Biscotti or biscuit originated from the medieval latin word 'Biscoctus' meaning twice cooked or baked. In our earlier days, cakes were baked twice with the second time around intended to lose as much moisture as possible from the products resulting in better keeping quality. Biscuits were essential to provide a nutritious, easy to store and long lasting food on long perilous journeys. Biscotti is of course the Italian version of this amazing (still is today) food thought to be originated from the city of Prato, Italy. Today biscotties enjoys a status as a must have alongside a good cup of coffee.

Below is a video showing you how to bake Biscotti. It may take some time for the video to load and your patience are very much appreciated. Press on the play icon if video does not start automatically. Happy Baking.

Recipe
125 gm Unsalted Butter
200 gm Sugar
1 nos Egg
100 gm Almond Flakes or Nibbed Almond
250 gm Soft Flour
1/4 tsp Baking Powder
1/2 tsp Vanilla Essence

Method
1) Place butter, sugar and vanilla essence in a mixing bowl. Using low speed beat just until butter and sugar is smooth. Do not overbeat till fluffy.
2) Add in egg and continue to beat till smooth. 
3) Add in flour, baking powder and almonds.
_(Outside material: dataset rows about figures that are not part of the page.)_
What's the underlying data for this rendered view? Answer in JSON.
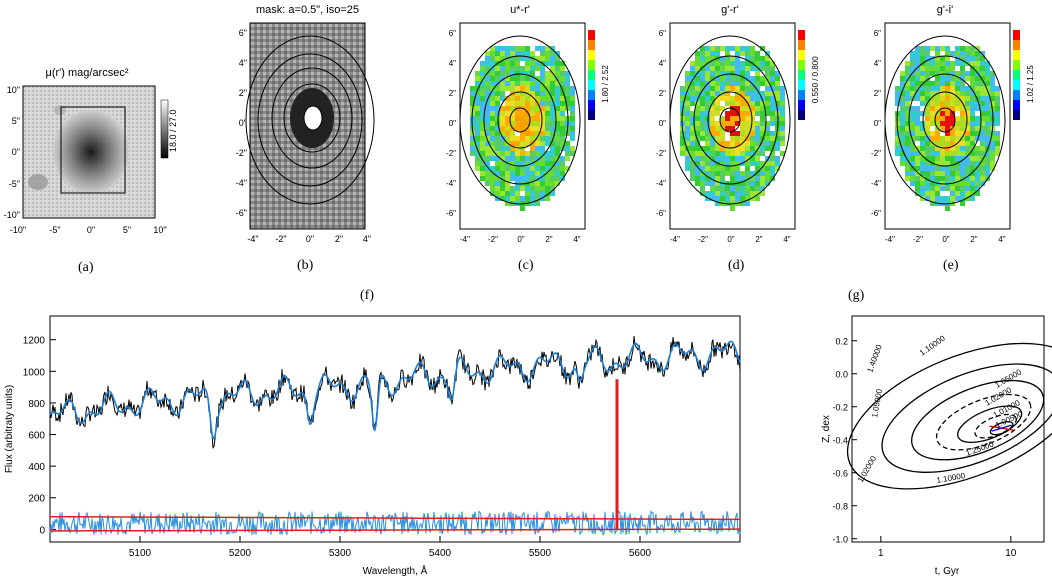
{
  "panels": {
    "a": {
      "title": "μ(r') mag/arcsec²",
      "colorbar_label": "18.0 / 27.0",
      "xticks": [
        "-10\"",
        "-5\"",
        "0\"",
        "5\"",
        "10\""
      ],
      "yticks": [
        "10\"",
        "5\"",
        "0\"",
        "-5\"",
        "-10\""
      ],
      "caption": "(a)"
    },
    "b": {
      "title": "mask: a=0.5\", iso=25",
      "caption": "(b)"
    },
    "c": {
      "title": "u*-r'",
      "colorbar_label": "1.80 / 2.52",
      "caption": "(c)"
    },
    "d": {
      "title": "g'-r'",
      "colorbar_label": "0.550 / 0.800",
      "caption": "(d)"
    },
    "e": {
      "title": "g'-i'",
      "colorbar_label": "1.02 / 1.25",
      "caption": "(e)"
    },
    "map_xticks": [
      "-4\"",
      "-2\"",
      "0\"",
      "2\"",
      "4\""
    ],
    "map_yticks": [
      "6\"",
      "4\"",
      "2\"",
      "0\"",
      "-2\"",
      "-4\"",
      "-6\""
    ],
    "f_caption": "(f)",
    "g_caption": "(g)"
  },
  "colors": {
    "spectrum": "#000000",
    "model": "#1e7fd6",
    "residual": "#2a8fe0",
    "mask": "#e02020"
  },
  "chart_data": [
    {
      "type": "line",
      "title": "",
      "xlabel": "Wavelength, Å",
      "ylabel": "Flux (arbitraty units)",
      "xlim": [
        5010,
        5700
      ],
      "ylim": [
        -80,
        1350
      ],
      "xticks": [
        5100,
        5200,
        5300,
        5400,
        5500,
        5600
      ],
      "yticks": [
        0,
        200,
        400,
        600,
        800,
        1000,
        1200
      ],
      "continuum_anchors": {
        "x": [
          5010,
          5100,
          5200,
          5300,
          5400,
          5500,
          5600,
          5700
        ],
        "y": [
          720,
          800,
          850,
          900,
          980,
          1040,
          1080,
          1120
        ]
      },
      "absorption_features": [
        {
          "x": 5173,
          "depth": 200
        },
        {
          "x": 5270,
          "depth": 150
        },
        {
          "x": 5335,
          "depth": 330
        },
        {
          "x": 5412,
          "depth": 150
        },
        {
          "x": 5540,
          "depth": 120
        }
      ],
      "sky_line": {
        "x": 5577,
        "height": 950
      }
    },
    {
      "type": "line",
      "title": "",
      "xlabel": "t, Gyr",
      "ylabel": "Z, dex",
      "xscale": "log",
      "xlim": [
        0.6,
        18
      ],
      "ylim": [
        -1.02,
        0.35
      ],
      "xticks": [
        1,
        10
      ],
      "yticks": [
        0.2,
        0.0,
        -0.2,
        -0.4,
        -0.6,
        -0.8,
        -1.0
      ],
      "contour_labels": [
        "1.10000",
        "1.05000",
        "1.02000",
        "1.01000",
        "1.00500",
        "1.25000",
        "1.40000",
        "1.05000",
        "1.02000",
        "1.10000"
      ],
      "best_fit": {
        "t": 8.5,
        "z": -0.33
      }
    }
  ]
}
Mix till a smooth dough is obtained.
4) Sprinkle lots of flour on a smooth surface. Divide dough into half and roll into cylindrical shape of about 1.5" (4cm) in diameter.
5) Bake in oven at 150C (300F) for 35 to 40 minutes after which Biscotties will spread and turns light golden brown in colour.
6) Leave to cool for about 10 to 15 minutes then slice across roughly around 1/2" (1cm) in width. Some may prefer it to be more thinly slices around 1/2cm per piece.
7) Arrange sliced biscotties on a baking tray and bake for a second time at 180C (356F) for another 10 minutes. Allow to cool completely before storing in an airtight container.